ByRichard E. Lauterbach '35. Harper & Bros.,1947, pp. 239, $2.75.
This book is an unpretentious story of the author's journey last summer, across Siberia, from Vladivostock to Moscow. It is not quite as broad in scope as his previous account of wartime Russia (These Are the Russians, 1945)
During the long and wearisome voyage, Lauterbach chats, in halting Russian, with the various Russians he meets—peasants, veterans, diplomats—reads editorials in local papers (mostly uncomplimentary to the U. S.), compares Siberia to the American West, takes pictures with his camera (many appear in the book). What emerges is a drab, war-weary country, proud of its war achievements, but uncertain of its future and suspicious of its former allies. What worries the average Russian? Almost everyone Lauterbach met spoke with bitterness about Churchhill's Fulton speech and the atom bomb policy; some resented the policies of the British in Greece and the Americans in China and the U. S. insistence on permanent military bases. Apparently, all these things spell for Russians "capitalistic encirclement," or what the Soviet historian Tarle called "pax Americana" (a translation of his article on the subject appears in the Appendix).

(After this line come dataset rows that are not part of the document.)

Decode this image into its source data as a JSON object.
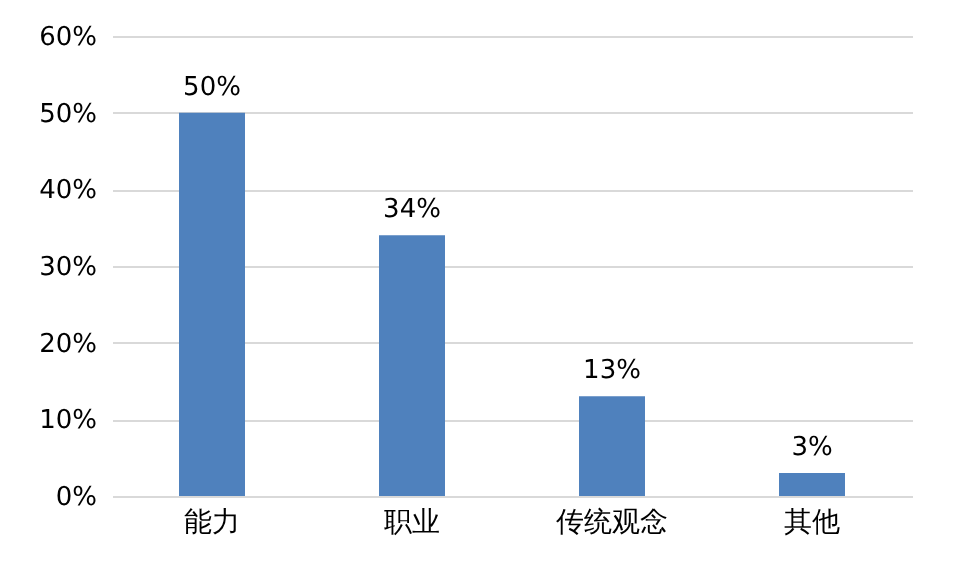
{
  "chart_data": {
    "type": "bar",
    "categories": [
      "能力",
      "职业",
      "传统观念",
      "其他"
    ],
    "values": [
      50,
      34,
      13,
      3
    ],
    "color": "#4f81bd",
    "value_labels": [
      "50%",
      "34%",
      "13%",
      "3%"
    ],
    "ylim": [
      0,
      60
    ],
    "yticks": [
      {
        "value": 0,
        "label": "0%"
      },
      {
        "value": 10,
        "label": "10%"
      },
      {
        "value": 20,
        "label": "20%"
      },
      {
        "value": 30,
        "label": "30%"
      },
      {
        "value": 40,
        "label": "40%"
      },
      {
        "value": 50,
        "label": "50%"
      },
      {
        "value": 60,
        "label": "60%"
      }
    ],
    "grid": "y"
  }
}
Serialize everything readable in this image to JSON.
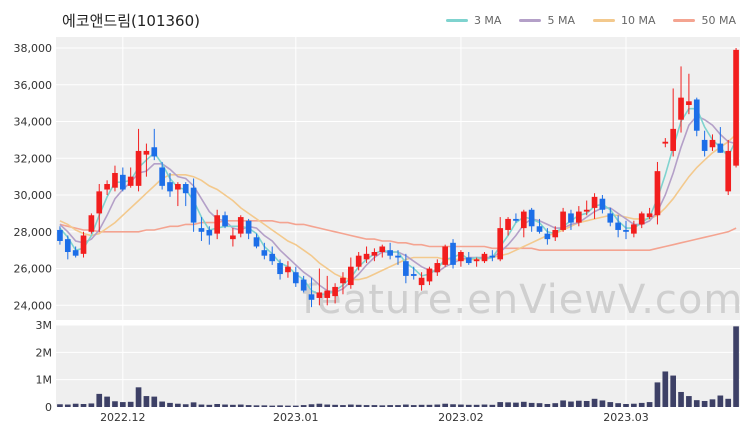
{
  "header": {
    "title": "에코앤드림(101360)"
  },
  "legend": [
    {
      "label": "3 MA",
      "color": "#7fd3cf"
    },
    {
      "label": "5 MA",
      "color": "#b4a0c8"
    },
    {
      "label": "10 MA",
      "color": "#f3c98d"
    },
    {
      "label": "50 MA",
      "color": "#f4a491"
    }
  ],
  "watermark": "feature.enViewV.com",
  "colors": {
    "up": "#f21e1e",
    "down": "#1c6ee8",
    "volume": "#3d4066",
    "grid": "#ffffff",
    "plot_bg": "#efefef"
  },
  "chart_data": {
    "type": "candlestick",
    "y_ticks": [
      "38,000",
      "36,000",
      "34,000",
      "32,000",
      "30,000",
      "28,000",
      "26,000",
      "24,000"
    ],
    "y_tick_values": [
      38000,
      36000,
      34000,
      32000,
      30000,
      28000,
      26000,
      24000
    ],
    "ylim": [
      23200,
      38600
    ],
    "x_tick_labels": [
      "2022.12",
      "2023.01",
      "2023.02",
      "2023.03"
    ],
    "x_tick_index": [
      8,
      30,
      51,
      72
    ],
    "volume_ticks": [
      "3M",
      "2M",
      "1M",
      "0"
    ],
    "volume_tick_values": [
      3000000,
      2000000,
      1000000,
      0
    ],
    "volume_lim": [
      0,
      3000000
    ],
    "candles": [
      [
        28100,
        28300,
        27300,
        27500
      ],
      [
        27600,
        27800,
        26500,
        26900
      ],
      [
        27000,
        27200,
        26600,
        26700
      ],
      [
        26800,
        28000,
        26600,
        27800
      ],
      [
        28000,
        29000,
        27900,
        28900
      ],
      [
        29000,
        30600,
        28000,
        30200
      ],
      [
        30300,
        30800,
        30000,
        30600
      ],
      [
        30400,
        31600,
        30200,
        31200
      ],
      [
        31100,
        31500,
        30200,
        30300
      ],
      [
        30500,
        31500,
        30400,
        31000
      ],
      [
        30500,
        33600,
        30200,
        32400
      ],
      [
        32200,
        32800,
        31000,
        32400
      ],
      [
        32600,
        33600,
        31900,
        32100
      ],
      [
        31500,
        31800,
        30300,
        30500
      ],
      [
        30700,
        31200,
        29900,
        30200
      ],
      [
        30300,
        30700,
        29400,
        30600
      ],
      [
        30600,
        30700,
        29400,
        30100
      ],
      [
        30400,
        30900,
        28000,
        28500
      ],
      [
        28200,
        28800,
        27500,
        28000
      ],
      [
        28100,
        28300,
        27300,
        27800
      ],
      [
        27900,
        29200,
        27600,
        28900
      ],
      [
        28900,
        29100,
        28200,
        28300
      ],
      [
        27600,
        28200,
        27200,
        27800
      ],
      [
        27900,
        28900,
        27700,
        28800
      ],
      [
        28600,
        28700,
        27600,
        27900
      ],
      [
        27700,
        27900,
        27100,
        27200
      ],
      [
        27000,
        27400,
        26500,
        26700
      ],
      [
        26800,
        27200,
        26200,
        26400
      ],
      [
        26300,
        26500,
        25400,
        25700
      ],
      [
        25800,
        26400,
        25500,
        26100
      ],
      [
        25800,
        26100,
        25000,
        25200
      ],
      [
        25400,
        25600,
        24700,
        24800
      ],
      [
        24600,
        25500,
        23900,
        24300
      ],
      [
        24400,
        26000,
        24000,
        24700
      ],
      [
        24400,
        25600,
        24000,
        24800
      ],
      [
        24500,
        25200,
        24100,
        25000
      ],
      [
        25200,
        25800,
        24600,
        25500
      ],
      [
        25100,
        26600,
        24900,
        26100
      ],
      [
        26100,
        26900,
        25900,
        26700
      ],
      [
        26500,
        27200,
        26300,
        26800
      ],
      [
        26700,
        27100,
        26400,
        26900
      ],
      [
        26900,
        27300,
        26600,
        27200
      ],
      [
        27000,
        27400,
        26500,
        26700
      ],
      [
        26700,
        27000,
        26200,
        26600
      ],
      [
        26400,
        26800,
        25200,
        25600
      ],
      [
        25700,
        26100,
        25400,
        25600
      ],
      [
        25100,
        25800,
        24800,
        25500
      ],
      [
        25300,
        26100,
        25100,
        26000
      ],
      [
        25800,
        26500,
        25600,
        26300
      ],
      [
        26200,
        27300,
        26100,
        27200
      ],
      [
        27400,
        27600,
        26000,
        26200
      ],
      [
        26400,
        27000,
        26100,
        26900
      ],
      [
        26600,
        26900,
        26200,
        26300
      ],
      [
        26400,
        26600,
        26100,
        26500
      ],
      [
        26400,
        26900,
        26300,
        26800
      ],
      [
        26700,
        27000,
        26400,
        26600
      ],
      [
        26500,
        28800,
        26400,
        28200
      ],
      [
        28100,
        28800,
        27800,
        28700
      ],
      [
        28700,
        29000,
        28500,
        28600
      ],
      [
        28200,
        29200,
        27700,
        29100
      ],
      [
        29200,
        29300,
        28000,
        28300
      ],
      [
        28300,
        28700,
        27900,
        28000
      ],
      [
        27900,
        28200,
        27300,
        27600
      ],
      [
        27700,
        28300,
        27500,
        28100
      ],
      [
        28100,
        29300,
        28000,
        29100
      ],
      [
        29000,
        29200,
        28100,
        28500
      ],
      [
        28500,
        29400,
        28300,
        29100
      ],
      [
        29100,
        29700,
        28900,
        29200
      ],
      [
        29300,
        30100,
        28700,
        29900
      ],
      [
        29800,
        30000,
        29000,
        29200
      ],
      [
        29000,
        29300,
        28300,
        28500
      ],
      [
        28500,
        28900,
        27700,
        28100
      ],
      [
        28100,
        28600,
        27600,
        28000
      ],
      [
        27900,
        28600,
        27700,
        28400
      ],
      [
        28400,
        29100,
        28200,
        29000
      ],
      [
        28800,
        29300,
        28700,
        29000
      ],
      [
        28900,
        31800,
        28400,
        31300
      ],
      [
        32800,
        33100,
        32600,
        32900
      ],
      [
        32400,
        35800,
        32100,
        33600
      ],
      [
        34100,
        37000,
        33400,
        35300
      ],
      [
        34900,
        36600,
        34400,
        35100
      ],
      [
        35200,
        35300,
        33200,
        33500
      ],
      [
        33000,
        33500,
        32100,
        32400
      ],
      [
        32600,
        33300,
        32400,
        33000
      ],
      [
        32800,
        33700,
        32300,
        32300
      ],
      [
        30200,
        33000,
        30000,
        32400
      ],
      [
        31600,
        38000,
        31500,
        37900
      ]
    ],
    "volume": [
      100000,
      90000,
      120000,
      110000,
      130000,
      480000,
      380000,
      210000,
      180000,
      190000,
      720000,
      400000,
      380000,
      200000,
      150000,
      120000,
      100000,
      170000,
      90000,
      80000,
      110000,
      90000,
      80000,
      90000,
      70000,
      60000,
      60000,
      50000,
      60000,
      50000,
      50000,
      70000,
      100000,
      120000,
      90000,
      80000,
      70000,
      90000,
      80000,
      70000,
      70000,
      60000,
      70000,
      70000,
      90000,
      70000,
      80000,
      80000,
      90000,
      120000,
      100000,
      90000,
      80000,
      80000,
      90000,
      80000,
      180000,
      170000,
      160000,
      190000,
      150000,
      140000,
      110000,
      140000,
      240000,
      200000,
      230000,
      220000,
      300000,
      240000,
      180000,
      140000,
      110000,
      120000,
      150000,
      180000,
      900000,
      1300000,
      1150000,
      550000,
      400000,
      250000,
      220000,
      280000,
      420000,
      300000,
      2950000
    ],
    "ma3": [
      28200,
      27700,
      27000,
      27100,
      27800,
      28900,
      29900,
      30700,
      30700,
      30800,
      31500,
      31900,
      32300,
      31700,
      30900,
      30400,
      30300,
      29700,
      28800,
      28100,
      28200,
      28300,
      28300,
      28300,
      28200,
      27900,
      27200,
      26800,
      26300,
      26100,
      25700,
      25400,
      24800,
      24600,
      24600,
      24800,
      25100,
      25500,
      26100,
      26500,
      26800,
      27000,
      26900,
      26900,
      26300,
      26000,
      25600,
      25700,
      26000,
      26500,
      26600,
      26800,
      26500,
      26600,
      26500,
      26600,
      27200,
      27800,
      28500,
      28800,
      28700,
      28500,
      28000,
      27900,
      28300,
      28600,
      28900,
      29000,
      29400,
      29500,
      29200,
      28600,
      28200,
      28200,
      28500,
      28800,
      29800,
      31100,
      32600,
      34000,
      34700,
      34700,
      33700,
      33000,
      32600,
      32100,
      33000
    ],
    "ma5": [
      28400,
      28000,
      27500,
      27400,
      27600,
      28100,
      28900,
      29800,
      30300,
      30700,
      31200,
      31300,
      31700,
      31700,
      31400,
      31000,
      30900,
      30500,
      29800,
      29100,
      28700,
      28600,
      28200,
      28100,
      28300,
      28200,
      27800,
      27500,
      27000,
      26600,
      26200,
      25800,
      25500,
      25100,
      24800,
      24700,
      24900,
      25300,
      25700,
      26200,
      26600,
      26900,
      26900,
      26900,
      26700,
      26400,
      26100,
      25900,
      25800,
      26100,
      26300,
      26500,
      26600,
      26600,
      26600,
      26600,
      26900,
      27300,
      27800,
      28400,
      28700,
      28600,
      28400,
      28200,
      28200,
      28400,
      28500,
      28800,
      29100,
      29300,
      29300,
      29000,
      28700,
      28400,
      28400,
      28600,
      29100,
      30000,
      31200,
      32600,
      33800,
      34300,
      34100,
      33800,
      33300,
      32900,
      32800
    ],
    "ma10": [
      28600,
      28400,
      28100,
      27900,
      27800,
      27900,
      28200,
      28500,
      28900,
      29300,
      29700,
      30100,
      30500,
      30900,
      31100,
      31100,
      31100,
      31000,
      30800,
      30500,
      30300,
      30000,
      29700,
      29300,
      29000,
      28700,
      28400,
      28100,
      27800,
      27500,
      27300,
      27000,
      26700,
      26300,
      26000,
      25700,
      25500,
      25400,
      25400,
      25500,
      25700,
      25900,
      26100,
      26300,
      26500,
      26600,
      26600,
      26600,
      26600,
      26500,
      26500,
      26500,
      26500,
      26500,
      26600,
      26600,
      26700,
      26800,
      27000,
      27200,
      27400,
      27600,
      27800,
      27900,
      28100,
      28300,
      28500,
      28600,
      28700,
      28800,
      28900,
      28900,
      28800,
      28700,
      28700,
      28700,
      28900,
      29300,
      29800,
      30400,
      31000,
      31500,
      31900,
      32300,
      32600,
      32900,
      33300
    ],
    "ma50": [
      28400,
      28300,
      28200,
      28100,
      28100,
      28000,
      28000,
      28000,
      28000,
      28000,
      28000,
      28100,
      28100,
      28200,
      28300,
      28300,
      28400,
      28400,
      28500,
      28500,
      28500,
      28600,
      28600,
      28600,
      28600,
      28600,
      28600,
      28600,
      28500,
      28500,
      28400,
      28400,
      28300,
      28200,
      28100,
      28000,
      27900,
      27800,
      27700,
      27600,
      27600,
      27500,
      27500,
      27400,
      27400,
      27300,
      27300,
      27200,
      27200,
      27200,
      27200,
      27200,
      27200,
      27200,
      27200,
      27100,
      27100,
      27100,
      27100,
      27100,
      27100,
      27000,
      27000,
      27000,
      27000,
      27000,
      27000,
      27000,
      27000,
      27000,
      27000,
      27000,
      27000,
      27000,
      27000,
      27000,
      27100,
      27200,
      27300,
      27400,
      27500,
      27600,
      27700,
      27800,
      27900,
      28000,
      28200
    ]
  }
}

One must be grateful to Mr. Lauterbach for clarifying the Russian viewpoint on recent world events; it is important for Americans to gauge this. The author is also to be complimented for gathering some pertinent data which strengthens the view of the Soviet Union's internal weakness, her inability (militarily and economically) to wage a major war in the near future. On the whole, this diagnosis of postwar Russia is confirmed by a score of competent observers of the Soviet scene. The author's prognosis, however, seems less convincing. Mr. Lauterbach is upset by the deterioration of Soviet-American friendship since Yalta; he believes that this condition can be remedied only by greater concessions to the Soviet point of view—all along the line—from atomic control to the present U. S. policies in China and Europe. Such a course seems, to this reviewer, Utopian and not likely to bring about the desired results.